It is exactly four years to the day that I arrived in Paris. One of the very first things I did during my first winter in Paris was read the Serge Gainbourg biography A Fistful of Gitanes by Sylvie Simmons about France's most loved Singer, composer, poet, writer, actor and director. I loved the book and even more the enigmatic Serge Gainsbourg and his colourful life, wonderful music and loves. Even today when I ask young Parisians what they think about Serge they always answer 'tres cool'. Any guy that that can claim the gorgeous Brigitte Bardot and Jane Birkin as their girlfriends has to be doing something right and he has inspired a legion of photographers including the elegant french photographer Jean Loup Sieff. Tomorrow I am heading out of town to catch the exhibition titled Gainsbourg 2008 at the Cite de la Musique. Serge Gainsbourg (1928-1991) was an artist who, throughout his life, used images, and his own in particular, in all their forms, creating an aesthetic world which broke down the walls between “major” and “minor” arts.

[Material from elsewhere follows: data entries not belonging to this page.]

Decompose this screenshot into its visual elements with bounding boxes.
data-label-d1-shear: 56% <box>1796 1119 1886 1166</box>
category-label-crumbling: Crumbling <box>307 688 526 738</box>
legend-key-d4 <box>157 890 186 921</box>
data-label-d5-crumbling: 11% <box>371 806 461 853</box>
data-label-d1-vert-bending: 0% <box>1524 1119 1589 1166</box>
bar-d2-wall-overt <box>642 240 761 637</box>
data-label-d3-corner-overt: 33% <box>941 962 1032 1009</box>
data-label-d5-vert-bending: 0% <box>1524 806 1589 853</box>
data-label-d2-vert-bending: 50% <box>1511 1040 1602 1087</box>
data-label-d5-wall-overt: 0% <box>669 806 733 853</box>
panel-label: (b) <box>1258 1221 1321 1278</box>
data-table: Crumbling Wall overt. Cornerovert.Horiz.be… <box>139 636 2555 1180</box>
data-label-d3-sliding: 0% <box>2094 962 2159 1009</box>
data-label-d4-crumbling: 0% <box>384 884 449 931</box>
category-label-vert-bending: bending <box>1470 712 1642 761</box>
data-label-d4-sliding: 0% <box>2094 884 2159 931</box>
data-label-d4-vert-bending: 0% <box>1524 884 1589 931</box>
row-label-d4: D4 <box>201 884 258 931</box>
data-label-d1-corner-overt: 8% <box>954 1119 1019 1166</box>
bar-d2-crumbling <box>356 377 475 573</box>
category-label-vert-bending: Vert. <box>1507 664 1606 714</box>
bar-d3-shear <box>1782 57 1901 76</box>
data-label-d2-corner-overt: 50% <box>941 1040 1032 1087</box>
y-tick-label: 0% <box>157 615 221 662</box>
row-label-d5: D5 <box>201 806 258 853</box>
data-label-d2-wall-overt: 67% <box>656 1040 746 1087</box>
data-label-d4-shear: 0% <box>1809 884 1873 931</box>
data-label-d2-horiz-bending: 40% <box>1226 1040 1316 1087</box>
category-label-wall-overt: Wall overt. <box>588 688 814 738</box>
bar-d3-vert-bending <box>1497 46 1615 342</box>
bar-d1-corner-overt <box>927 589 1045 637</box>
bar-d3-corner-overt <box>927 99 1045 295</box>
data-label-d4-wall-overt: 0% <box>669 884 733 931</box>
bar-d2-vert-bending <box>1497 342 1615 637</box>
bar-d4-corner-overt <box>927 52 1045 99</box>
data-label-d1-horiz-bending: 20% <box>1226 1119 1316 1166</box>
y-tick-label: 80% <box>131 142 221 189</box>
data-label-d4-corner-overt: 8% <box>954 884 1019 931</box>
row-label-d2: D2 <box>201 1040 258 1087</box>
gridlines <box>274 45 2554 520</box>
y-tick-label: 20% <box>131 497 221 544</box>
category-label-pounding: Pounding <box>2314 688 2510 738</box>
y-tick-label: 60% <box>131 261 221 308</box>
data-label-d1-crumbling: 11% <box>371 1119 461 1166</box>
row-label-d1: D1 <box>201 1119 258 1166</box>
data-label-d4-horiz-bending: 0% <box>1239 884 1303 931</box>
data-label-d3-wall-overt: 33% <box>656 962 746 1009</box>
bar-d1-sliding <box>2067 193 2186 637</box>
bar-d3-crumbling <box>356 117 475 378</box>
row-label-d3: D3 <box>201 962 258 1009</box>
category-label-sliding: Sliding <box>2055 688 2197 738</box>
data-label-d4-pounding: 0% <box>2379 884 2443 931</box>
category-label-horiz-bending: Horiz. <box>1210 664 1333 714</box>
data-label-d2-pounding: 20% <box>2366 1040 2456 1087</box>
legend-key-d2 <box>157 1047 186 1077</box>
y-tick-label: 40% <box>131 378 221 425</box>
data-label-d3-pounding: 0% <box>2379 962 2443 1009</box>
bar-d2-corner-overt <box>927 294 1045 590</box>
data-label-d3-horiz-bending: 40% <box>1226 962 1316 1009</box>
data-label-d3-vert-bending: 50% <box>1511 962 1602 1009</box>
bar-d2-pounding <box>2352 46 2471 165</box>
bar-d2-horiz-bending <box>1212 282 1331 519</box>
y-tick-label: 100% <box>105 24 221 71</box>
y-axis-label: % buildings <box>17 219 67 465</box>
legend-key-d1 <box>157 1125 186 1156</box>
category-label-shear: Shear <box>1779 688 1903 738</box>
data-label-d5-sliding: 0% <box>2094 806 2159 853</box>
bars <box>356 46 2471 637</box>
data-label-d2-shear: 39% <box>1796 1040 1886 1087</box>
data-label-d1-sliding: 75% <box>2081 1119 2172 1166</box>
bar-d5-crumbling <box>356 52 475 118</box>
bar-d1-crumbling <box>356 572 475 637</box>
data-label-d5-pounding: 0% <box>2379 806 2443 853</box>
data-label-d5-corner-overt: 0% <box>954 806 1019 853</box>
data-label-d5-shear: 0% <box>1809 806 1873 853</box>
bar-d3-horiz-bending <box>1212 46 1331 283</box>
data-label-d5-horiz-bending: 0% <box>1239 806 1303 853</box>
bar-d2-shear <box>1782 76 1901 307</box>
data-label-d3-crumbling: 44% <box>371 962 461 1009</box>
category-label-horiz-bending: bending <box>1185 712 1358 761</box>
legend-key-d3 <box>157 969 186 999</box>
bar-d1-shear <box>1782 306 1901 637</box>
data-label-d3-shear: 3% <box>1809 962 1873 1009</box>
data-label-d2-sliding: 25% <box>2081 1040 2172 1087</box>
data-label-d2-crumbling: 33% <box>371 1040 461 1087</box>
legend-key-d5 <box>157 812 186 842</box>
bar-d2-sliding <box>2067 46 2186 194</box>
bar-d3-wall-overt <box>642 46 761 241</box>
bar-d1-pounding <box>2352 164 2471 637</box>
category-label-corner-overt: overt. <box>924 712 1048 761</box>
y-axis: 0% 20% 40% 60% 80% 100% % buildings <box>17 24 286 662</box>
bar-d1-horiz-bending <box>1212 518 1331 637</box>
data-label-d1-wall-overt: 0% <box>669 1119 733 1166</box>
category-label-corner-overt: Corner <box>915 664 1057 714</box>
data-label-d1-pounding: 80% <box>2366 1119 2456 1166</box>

An excerpt from A Fistful of Gitanes by Sylvie Simmons.
When Serge Gainsbourg died in his bedroom on March 2 1991, a month short of his 63rd birthday, France went into mourning. Brigitte Bardot, who had been his lover, gave a eulogy; President Mitterrand, who wasn't, gave him one too. He was "our Baudelaire, our Apollinaire", said the head of state. "He elevated song to the level of art." Flags were flown at half-mast - a less fitting symbol for the priapic pop genius than the bottles of whisky and Pastis and packets of Gitanes cigarettes left as tributes by the crowds who descended, à la Princess Di, on the police barricades erected around his home on the Rue de Vernueil.
"Ask anyone in Paris," said Nicolas Godin of the French band Air, "and they can remember what they were doing when they heard Gainsbourg had died. It was such a shock. Because he was always there, part of our culture. He was always on the television doing something crazy. He was a poet. He was a punk. And he wanted to fuck Whitney Houston."
The man who looked like an elegant turtle cross-bred with a particularly louche, chain-smoking wolf was also a singer, a songwriter, a cutting-edge soundtrack composer, a Eurovision Song Contest winner, novelist, photographer, actor, artist, drunk, director, screenwriter, populist, provocateur, sentimentalist, clown, lover, intellectual, and the man who single-handedly liberated French pop. In spite of - or because of - a singular dedication to cigarettes, alcohol, sensuality and provocation (his infamous "I want to fuck you" offer to fellow-guest Houston on a French family TV show combined all four), his musical output over more than three decades was staggering.
It encompassed a variety of reinventions that made David Bowie look stereotyped - classical, chanson, jazz, girl-group pop, rock, reggae, disco and funk. He displayed a profound knowledge of, and respect for, tradition, while simultaneously giving it two fingers, then used all these disparate things to make something unique.
His lyrics were mind-boggling exercises in Franglais, triple entendres and rhythmic, onomatopoeic word-percussion. Literature, sexual obsession, farting, incest, philosophy, grammar, cabbages, Nazi death camps and the Torrey Canyon disaster were all considered perfectly reasonable subject matter for his songs, which were whistled in the street and printed in poetry books that were studied in universities. And yet on this side of the Channel, Gainsbourg is really known for just one song: his 1969 number one hit with Jane Birkin, Je T'Aime . . . Moi Non Plus.